Esto de las costumbres gringas es un sinvivir. Uno se despierta un día tan tranquilo, pensando en los pajaritos y esas cosas, y de pronto, como horda de hunos a caballo, le asaltan mil anuncios recordándole que hoy es ‘Black Friday’ y que debe comprar, comprar, ¡comprar! u Occidente se derrumbará de modo inminente. Así que un servidor, sin tener muy claro qué es eso del ‘Black Friday’, pero como buen ciudadano, se dirige esa misma tarde, después del trabajo, al centro comercial a fusilar su pobre tarjeta de crédito con el fin de comprar como si no hubiera un mañana y conseguir, inocente esperanza, que Occidente resista.

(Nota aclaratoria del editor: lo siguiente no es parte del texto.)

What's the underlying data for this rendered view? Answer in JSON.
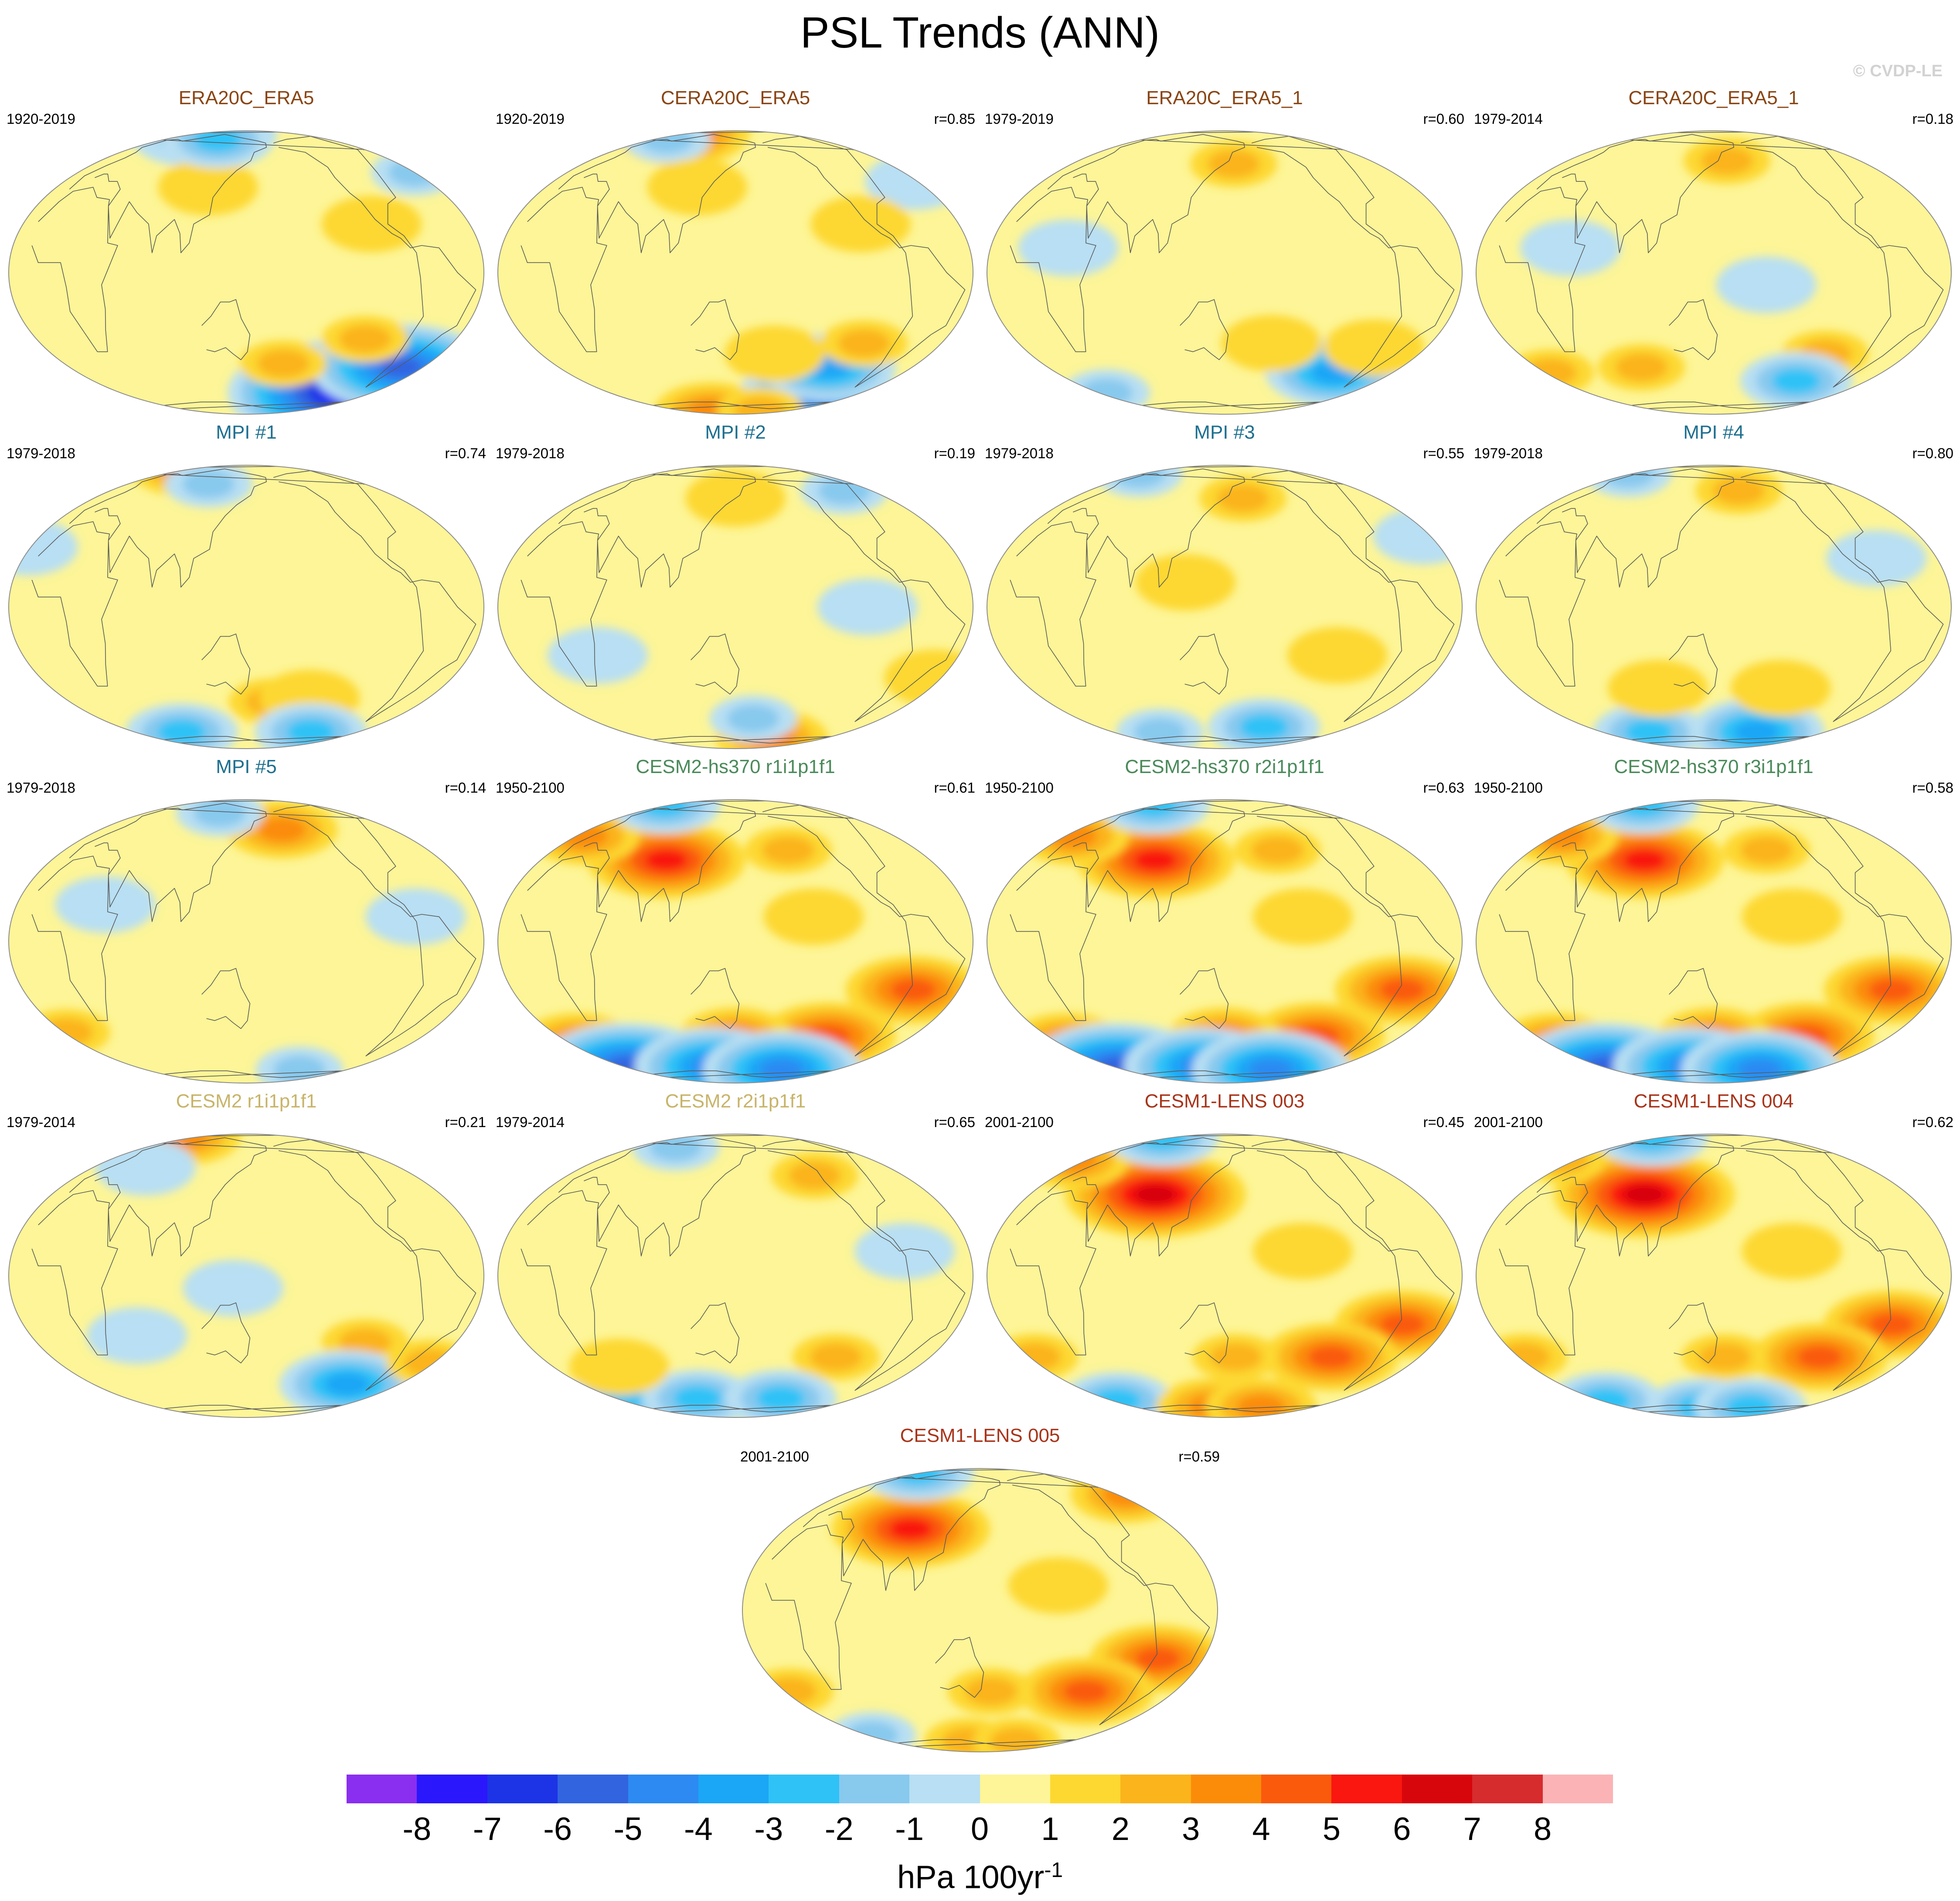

El caso es que el que suscribe llega a la zona donde se venden los celulares. El mío está un poco viejo. Dos años hace que lo compré. Eso en la vida de un celular (maldita obsolescencia programada) es un montón de tiempo. Así que toca comprar uno nuevo. Vamos allá. El problema es que hay una muchedumbre intentando hacer lo mismo. A mi derecha una nube de adolescentes enloquecidos trata de hacerse con el último modelo de la compañía de la manzana mordida. A mi izquierda una marabunta de señoras mayores se apodera, cual piratas ingleses en Cartagena, de todos los teléfonos de las marcas chinas baratas. Renuncio a conseguir un celular. Acabo de asistir cómo la corriente humana se llevaba a una dependienta bajita y creo que ya nunca más la volveremos a ver. Descanse en paz. Me acerco al área de los televisores. Según me aproximo a las brillantes pantallas, un señor gordo me propina un golpe de nalga que casi me arroja sobre los microondas, se lanza en sensacional placaje sobre la televisión que está en promoción, se apodera de ella como senador de mermelada y se aleja en alegre trote en dirección a las cajas. El ‘Black Friday’ es agotador.

¿Y, total, para qué? Casi todos los precios están igual que ayer o con descuentos mínimos. Incluso he visto alguno que otro más alto. Ofertas de verdad son pocas y contadas. La mayoría con escasas unidades disponibles y con una demanda desaforada. Y, sin embargo, ni yo ni nadie quiere perderse la orgía consumista. Los gringos nos han pegado su folclore y cada tontería que se les ocurre la copiamos como memos fascinados. Un día dicen Halloween y dejamos de celebrar Todos los Santos para desparramarnos en las calles disfrazados de brujas y fantasmas. Otro día se inventan el ‘Black Friday’ para ordenar un poco las cuentas de sus tenderos y medio mundo les sigue como corderitos al matadero del consumo innecesario y las deudas acumuladas.

Lo bueno de días artificiales como este es que dejan bien claro dónde estamos. En este caso, en el sepelio de la sociedad rural y sencilla de la que procede este país y en la consolidación de un país urbano de clases medias ansiosas por acumular objetos en prueba de prosperidad y crecimiento social. Se substituye el pequeño pueblo por la gran urbe, los valores pesados y constantes de lo rural por la levedad de la histérica y ciclotímica urbe materialista, la identificación en función del quién soy por la del qué poseo. Suena todo muy complicado. En el fondo, no se engañe, señora, es bien sencillo: nos estamos volviendo imbéciles.